'Hot Tub Time Machine 2' Heads Back to the Future
The sequel to the 2010 hilarious Hot Tub Time Machine brings back Lou Dorchen (Rob Corddry), Nick Webber (Craig Robinson), and Jacob Dorchen (Clark Duke) but not Adam Yates (John Cusack) which was unfortunate but made out for some new interesting characters.
The first film follows a group of best friends who've become bored with their adult lives. Adam has been dumped by his girlfriend and his nephew Jacob won't leave his basement. Lou is a party guy who can't find the party anymore and was suicidal and Nick's wife controls his every move. After a crazy night of drinking at their favorite ski resort's hot tub they wake up in the year 1986 and hilarity ensues.
Hot Tub Time Machine 2 was originally intended to be called Hot Tub Time Machine 3 as a reference to going into the future according to director Steve Pink. It was later discarded out of fear of people thinking they have missed the second installment and might be less interested in watching a third having not seen the second. The film begins with an episode of "American Success Story" documenting the lives of the main characters since the last movie. Lou Dorchen has become a mogul with his Lougle empire and his side band Motley Lou. Nick Webber has become a popular musician mainly because he's made hit songs from the present before the actual artists could make them themselves. Lou's son Jacob hates his dad and doesn't really want to be associated with him. Nick also mentions their buddy Adam Yates, who wrote a bestselling book and is currently going on a trip of self-discovery.
Nick is seen recording a music video for the song "Stay", which he ripped off of Lisa Loeb and incorporated his own lyrics. The real Lisa Loeb is seen in the film working as his cat wrangler and while walking by tells him that the song feels very personal to her. Later in the movie when he tries to come around and stop ripping off other artists, he writes his own music and invents his famous 'Webber Strut'. In a recent press conference Robinson shares where his inspiration came from relating that it came organically from this singer at a club, "one day I was at a club in LA and there she was, like going on, and then I start doing it with her...then I was about to do the 'Webber Strut' and they were, whatever you want it to be and then I was like, and so I was in a place needing that dance." He also shared where the lyrics of the song came recounting that, "we've cut a song that we liked, right, and we was like we have time before Steve gets here lets cut a BS song, right, and we'll play to Steven to watch his face, so we made the worst lyrics ever and I was playing all off key on video to Steve and he's like, this is really good and I was no Steve no and we ended up fusing those 2 songs together."
As Lou, an asshole as he's always been he's gone so far off course that he's now disliked by many including long time friend Nick and his son Jacob. Corddry describes his character as, "Lou's like a scientifically perfect virus, just there's no stopping him." Writer Josh Heald added, "we think of him as the unlikely moral center of this group because Lou always does come to a place by the end of both movies where he is looking out for somebody else's interest but himself." So Nick and Jacob are forced to save him when a mysterious villain shoots him in the genitals at one of his extravagant parties and off they go into the hot tub, which Lou has reconfigured for his own use at his estate, to solve the crime and save Lou.

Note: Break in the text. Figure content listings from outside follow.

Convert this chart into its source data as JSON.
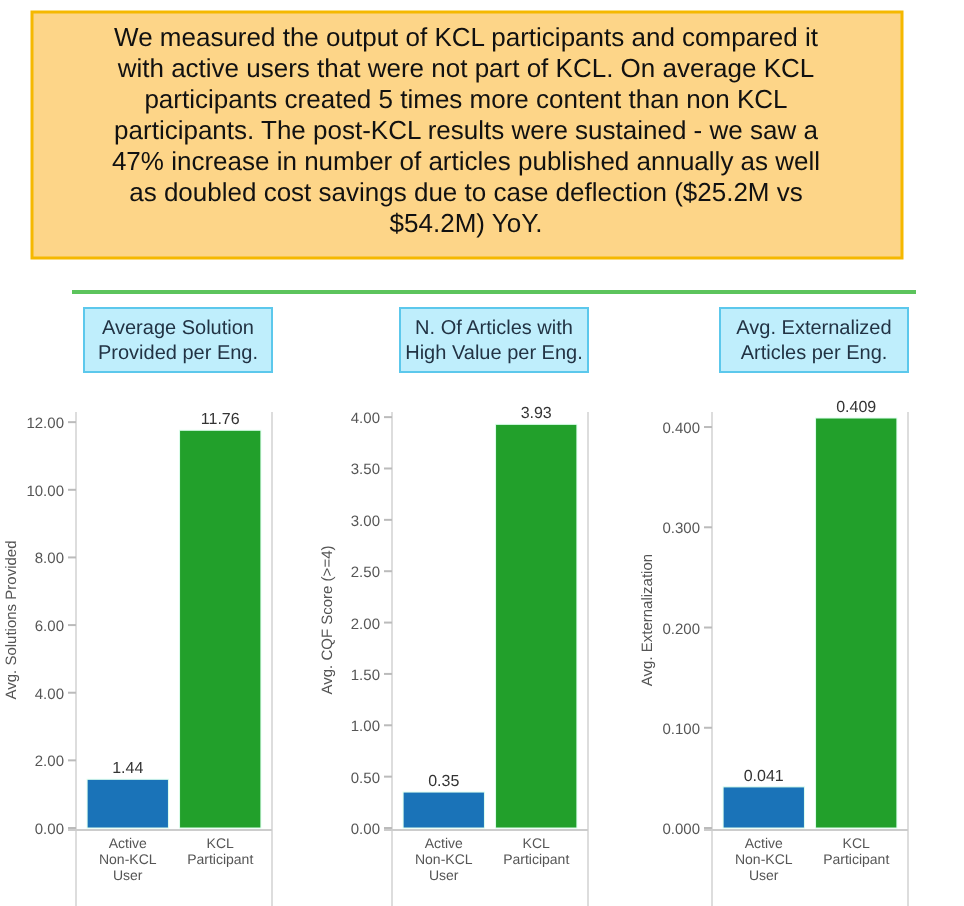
{
  "chart_data": [
    {
      "type": "other",
      "annotations": [
        "We measured the output of KCL participants and compared it with active users that were not part of KCL. On average KCL participants created 5 times more content than non KCL participants. The post-KCL results were sustained - we saw a 47% increase in number of articles published annually as well as doubled cost savings due to case deflection ($25.2M vs $54.2M) YoY."
      ]
    },
    {
      "type": "bar",
      "title": "Average Solution Provided per Eng.",
      "ylabel": "Avg. Solutions Provided",
      "categories": [
        "Active Non-KCL User",
        "KCL Participant"
      ],
      "values": [
        1.44,
        11.76
      ],
      "colors": [
        "#1a73b8",
        "#22a02b"
      ],
      "data_labels": true,
      "ylim": [
        0,
        12.3
      ],
      "yticks": [
        {
          "value": 0,
          "label": "0.00"
        },
        {
          "value": 2,
          "label": "2.00"
        },
        {
          "value": 4,
          "label": "4.00"
        },
        {
          "value": 6,
          "label": "6.00"
        },
        {
          "value": 8,
          "label": "8.00"
        },
        {
          "value": 10,
          "label": "10.00"
        },
        {
          "value": 12,
          "label": "12.00"
        }
      ]
    },
    {
      "type": "bar",
      "title": "N. Of Articles with High Value per Eng.",
      "ylabel": "Avg. CQF Score (>=4)",
      "categories": [
        "Active Non-KCL User",
        "KCL Participant"
      ],
      "values": [
        0.35,
        3.93
      ],
      "colors": [
        "#1a73b8",
        "#22a02b"
      ],
      "data_labels": true,
      "ylim": [
        0,
        4.05
      ],
      "yticks": [
        {
          "value": 0,
          "label": "0.00"
        },
        {
          "value": 0.5,
          "label": "0.50"
        },
        {
          "value": 1,
          "label": "1.00"
        },
        {
          "value": 1.5,
          "label": "1.50"
        },
        {
          "value": 2,
          "label": "2.00"
        },
        {
          "value": 2.5,
          "label": "2.50"
        },
        {
          "value": 3,
          "label": "3.00"
        },
        {
          "value": 3.5,
          "label": "3.50"
        },
        {
          "value": 4,
          "label": "4.00"
        }
      ]
    },
    {
      "type": "bar",
      "title": "Avg. Externalized Articles per Eng.",
      "ylabel": "Avg. Externalization",
      "categories": [
        "Active Non-KCL User",
        "KCL Participant"
      ],
      "values": [
        0.041,
        0.409
      ],
      "colors": [
        "#1a73b8",
        "#22a02b"
      ],
      "data_labels": true,
      "ylim": [
        0,
        0.415
      ],
      "yticks": [
        {
          "value": 0,
          "label": "0.000"
        },
        {
          "value": 0.1,
          "label": "0.100"
        },
        {
          "value": 0.2,
          "label": "0.200"
        },
        {
          "value": 0.3,
          "label": "0.300"
        },
        {
          "value": 0.4,
          "label": "0.400"
        }
      ]
    }
  ]
}
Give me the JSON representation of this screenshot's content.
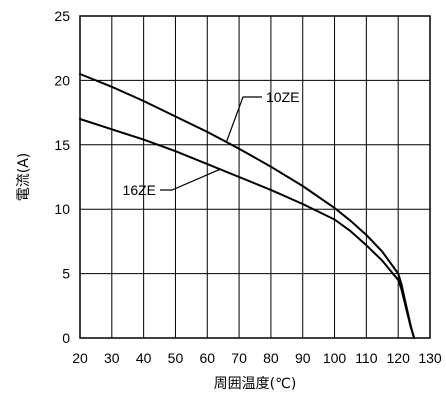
{
  "chart_data": {
    "type": "line",
    "title": "",
    "xlabel": "周囲温度(℃)",
    "ylabel": "電流(A)",
    "xlim": [
      20,
      130
    ],
    "ylim": [
      0,
      25
    ],
    "x_ticks": [
      20,
      30,
      40,
      50,
      60,
      70,
      80,
      90,
      100,
      110,
      120,
      130
    ],
    "y_ticks": [
      0,
      5,
      10,
      15,
      20,
      25
    ],
    "grid": true,
    "series": [
      {
        "name": "10ZE",
        "x": [
          20,
          30,
          40,
          50,
          60,
          70,
          80,
          90,
          100,
          105,
          110,
          115,
          120,
          121,
          122,
          123,
          124,
          125
        ],
        "y": [
          20.5,
          19.5,
          18.4,
          17.2,
          16.0,
          14.7,
          13.3,
          11.8,
          10.1,
          9.1,
          8.0,
          6.7,
          5.0,
          4.2,
          3.1,
          2.0,
          0.9,
          0
        ]
      },
      {
        "name": "16ZE",
        "x": [
          20,
          30,
          40,
          50,
          60,
          70,
          80,
          90,
          100,
          105,
          110,
          115,
          120,
          121,
          122,
          123,
          124,
          125
        ],
        "y": [
          17.0,
          16.2,
          15.4,
          14.5,
          13.5,
          12.5,
          11.5,
          10.4,
          9.2,
          8.3,
          7.2,
          6.0,
          4.5,
          3.8,
          2.8,
          1.8,
          0.8,
          0
        ]
      }
    ]
  }
}
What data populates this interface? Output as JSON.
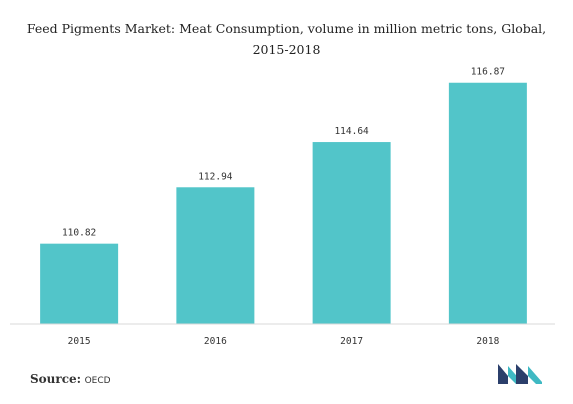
{
  "chart_data": {
    "type": "bar",
    "title": "Feed Pigments Market: Meat Consumption, volume in million metric tons, Global,",
    "title_line2": "2015-2018",
    "categories": [
      "2015",
      "2016",
      "2017",
      "2018"
    ],
    "values": [
      110.82,
      112.94,
      114.64,
      116.87
    ],
    "value_labels": [
      "110.82",
      "112.94",
      "114.64",
      "116.87"
    ],
    "xlabel": "",
    "ylabel": "",
    "ylim": [
      107.8,
      117.8
    ],
    "grid": false,
    "legend": "none",
    "bar_color": "#52c5c9"
  },
  "source": {
    "label": "Source:",
    "value": "OECD"
  },
  "logo": {
    "icon": "mordor-intelligence-logo-icon",
    "colors": [
      "#2b3f6b",
      "#3fb9c3"
    ]
  }
}
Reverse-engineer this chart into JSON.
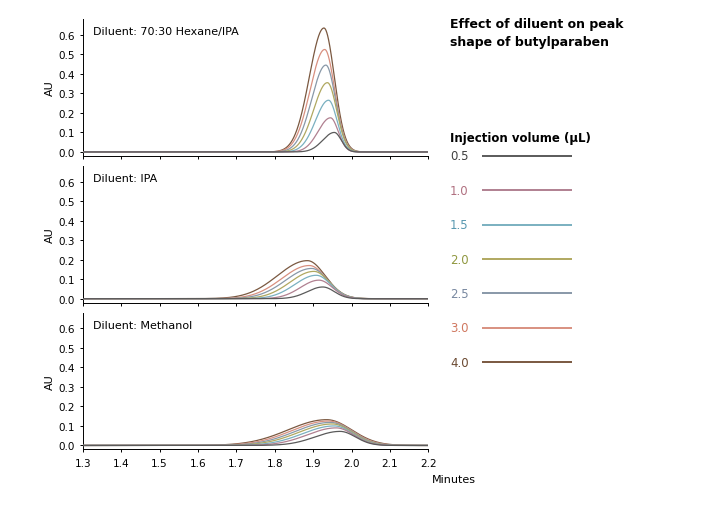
{
  "title": "Effect of diluent on peak\nshape of butylparaben",
  "legend_title": "Injection volume (μL)",
  "legend_labels": [
    "0.5",
    "1.0",
    "1.5",
    "2.0",
    "2.5",
    "3.0",
    "4.0"
  ],
  "legend_colors": [
    "#5a5a5a",
    "#b08090",
    "#7ab0c0",
    "#b0a860",
    "#8898a8",
    "#d89080",
    "#7a5840"
  ],
  "legend_text_colors": [
    "#404040",
    "#b07080",
    "#5898b0",
    "#909840",
    "#7888a0",
    "#d07860",
    "#6a4830"
  ],
  "subplot_labels": [
    "Diluent: 70:30 Hexane/IPA",
    "Diluent: IPA",
    "Diluent: Methanol"
  ],
  "ylabel": "AU",
  "xlabel": "Minutes",
  "xlim": [
    1.3,
    2.2
  ],
  "ylim": [
    -0.02,
    0.68
  ],
  "yticks": [
    0.0,
    0.1,
    0.2,
    0.3,
    0.4,
    0.5,
    0.6
  ],
  "xticks": [
    1.3,
    1.4,
    1.5,
    1.6,
    1.7,
    1.8,
    1.9,
    2.0,
    2.1,
    2.2
  ],
  "background_color": "#ffffff",
  "peaks": {
    "hexane_ipa": {
      "centers": [
        1.955,
        1.945,
        1.94,
        1.937,
        1.933,
        1.93,
        1.928
      ],
      "heights": [
        0.1,
        0.175,
        0.265,
        0.355,
        0.445,
        0.525,
        0.635
      ],
      "widths_left": [
        0.03,
        0.032,
        0.034,
        0.036,
        0.037,
        0.038,
        0.038
      ],
      "widths_right": [
        0.018,
        0.02,
        0.022,
        0.024,
        0.025,
        0.026,
        0.027
      ]
    },
    "ipa": {
      "centers": [
        1.925,
        1.915,
        1.908,
        1.902,
        1.896,
        1.89,
        1.885
      ],
      "heights": [
        0.06,
        0.095,
        0.12,
        0.14,
        0.155,
        0.17,
        0.195
      ],
      "widths_left": [
        0.04,
        0.048,
        0.056,
        0.062,
        0.068,
        0.072,
        0.078
      ],
      "widths_right": [
        0.03,
        0.035,
        0.038,
        0.04,
        0.042,
        0.044,
        0.046
      ]
    },
    "methanol": {
      "centers": [
        1.97,
        1.96,
        1.955,
        1.95,
        1.945,
        1.94,
        1.935
      ],
      "heights": [
        0.072,
        0.09,
        0.1,
        0.11,
        0.118,
        0.125,
        0.132
      ],
      "widths_left": [
        0.065,
        0.075,
        0.082,
        0.088,
        0.092,
        0.096,
        0.1
      ],
      "widths_right": [
        0.04,
        0.045,
        0.048,
        0.052,
        0.056,
        0.06,
        0.065
      ]
    }
  }
}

This time the gang is trying to figure out what year they've stumbled into, so they turn on a television and discover an episode of The Daily Show. Coincidentally enough to Jon Stewart's real departure the same week the movie is airing, in the film Stewart is no longer hosting but instead Jessica Williams is the new host and they figured that the year is now 2025.
Adam Scott, who plays Cusack's son in the future offer some humor. There are some bro-humor especially with a number of "You look like..." gags that the cast attributed to pure genius improv.
There's also some clues as to whether John Cusack will be back to a possible sequel as the trench coat left by the hot tub where Heald attributed it to, "we did want to put it out there as a way of saying he didn't just disappear from this universe... he could be lost somewhere in time." But could there be more sequels from the Hot Tub Time Machine franchise? Clark Duke believes so and we as well want to see a Hot Tub Time Machine in the 1700's, as the ending indicates, and at a time when hot tubs weren't even invented. That resolution would be something to watch.
Hot Tub Time Machine 2 in theaters now.